Cash advances and credit card reforms
Certain credit card reforms made in 2012 worked in the favour of cardholders with respect to cash advances. Before this period, card issuers applied payments that cardholders made to transactions with the lowest interest first, which allowed them to keep charging high interest on cash advances for the longest possible period. With the reforms in place, any payment you make towards your credit card account now goes towards high interest transactions first.
The reforms require credit card companies to limit how much cardholders can exceed their credit limits by, so you know you won’t go way over the top. What also helps is card issuers can no longer increase your card’s credit limit without your approval.
What should I be wary of when using a cash advance?
Using your credit card for a cash advance should be a last resort, and if you do end up taking this path, remember the following.
- Paying high interest. The cash advance rate of your card, almost certainly, is higher than its purchase rate. What you should also know is that cash advances start attracting interest from day one, and interest-free days never apply on cash advances. You should, as a result, try to repay the borrowed amount as soon as possible.
- Cash advances overseas. Using your credit card for cash advances overseas is possible and best avoided. This is because you would have to pay international transaction fees and you could also have to pay ATM fees.
- Cash advance fee. The money you borrow through a cash advance attracts interest, and certain card issuers require that you pay an additional cash advance fee. This fee can vary from one card to the next, thereby requiring your attention.
Alternatives to cash advances
There are alternatives to cash advances, and just which one you can turn to depends on your financial situation and the urgency of your requirement.
- Use your debit card. Using your debit card to withdraw money from your bank account normally does not attract any fees, especially if you stick to your own bank’s or a partner bank’s ATM. You don’t have to pay any interest either. In such a scenario, you can still use your credit card to pay bills via BPAY and for everyday purchases.
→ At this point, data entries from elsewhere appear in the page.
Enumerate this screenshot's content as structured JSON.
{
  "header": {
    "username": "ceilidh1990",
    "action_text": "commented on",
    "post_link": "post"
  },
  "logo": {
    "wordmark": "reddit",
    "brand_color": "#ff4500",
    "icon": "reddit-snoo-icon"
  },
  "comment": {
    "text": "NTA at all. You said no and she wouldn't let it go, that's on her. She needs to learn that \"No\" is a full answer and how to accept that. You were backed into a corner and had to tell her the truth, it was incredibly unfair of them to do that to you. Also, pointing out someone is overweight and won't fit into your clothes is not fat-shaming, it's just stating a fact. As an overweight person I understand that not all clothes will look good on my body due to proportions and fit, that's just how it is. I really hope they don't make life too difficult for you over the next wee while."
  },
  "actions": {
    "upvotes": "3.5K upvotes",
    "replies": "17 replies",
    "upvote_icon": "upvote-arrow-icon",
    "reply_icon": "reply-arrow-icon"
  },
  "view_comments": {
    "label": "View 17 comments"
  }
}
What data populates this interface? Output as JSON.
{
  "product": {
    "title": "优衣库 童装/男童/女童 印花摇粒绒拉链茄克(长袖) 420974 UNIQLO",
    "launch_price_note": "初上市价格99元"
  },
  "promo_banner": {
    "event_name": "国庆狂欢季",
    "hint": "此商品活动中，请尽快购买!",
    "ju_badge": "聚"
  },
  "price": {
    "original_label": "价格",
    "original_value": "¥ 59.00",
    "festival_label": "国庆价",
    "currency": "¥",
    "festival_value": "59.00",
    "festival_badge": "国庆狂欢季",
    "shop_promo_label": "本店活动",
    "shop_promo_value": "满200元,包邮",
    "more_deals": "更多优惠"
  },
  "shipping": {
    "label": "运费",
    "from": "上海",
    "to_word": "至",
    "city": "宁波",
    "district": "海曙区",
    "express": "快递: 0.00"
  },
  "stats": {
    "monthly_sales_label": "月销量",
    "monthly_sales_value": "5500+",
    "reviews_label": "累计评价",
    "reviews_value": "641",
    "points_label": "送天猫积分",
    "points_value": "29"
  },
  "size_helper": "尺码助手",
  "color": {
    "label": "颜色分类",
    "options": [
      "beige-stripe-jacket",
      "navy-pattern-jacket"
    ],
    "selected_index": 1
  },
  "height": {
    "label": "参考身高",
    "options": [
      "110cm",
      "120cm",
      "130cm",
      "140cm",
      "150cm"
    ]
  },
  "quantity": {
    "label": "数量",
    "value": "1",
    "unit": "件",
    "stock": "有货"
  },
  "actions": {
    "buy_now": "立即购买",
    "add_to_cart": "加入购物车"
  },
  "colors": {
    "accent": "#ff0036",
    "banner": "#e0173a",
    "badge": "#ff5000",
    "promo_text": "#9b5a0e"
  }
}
- Get a loan. If you have some time on your hands you can consider getting a payday or a personal loan, both of which tend to charge lower interest when compared to cash advances. Some payday loan issuers can give you access to approved funds on the same day or by the next business day.
Cash advances can prove to be beneficial when you need money in a hurry and have no other option, but if you can avoid it, it’s best that you do. Remember at all times that cash advances have high costs associated with them, and the longer you take to repay a cash advance, more you will have to pay in the form of interest. If you plan to turn to cash advances, it’s in your best interest to look for a card that does not charge an exorbitant cash advance rate, and comparing your options is the ideal starting point.Back to top
Frequently Asked Questions
I have a new credit card that comes with a six months 0% p.a. interest rate offer. Does this apply on cash advances?
The possibility of this is slim, and it’s best that you go through your credit card’s terms and conditions or speak to a customer service representative to confirm the same.
I have a $1,000 debt on my credit card because of a cash advance. Can I transfer this balance to a new card?
This is possible, but you would have to qualify for a new card that comes with a balance transfer offer.
How much do I have to pay as cash advance fees?
Cash advance fees vary from one card issuer to the next. It can be a percentage of the cash advance or a fixed amount.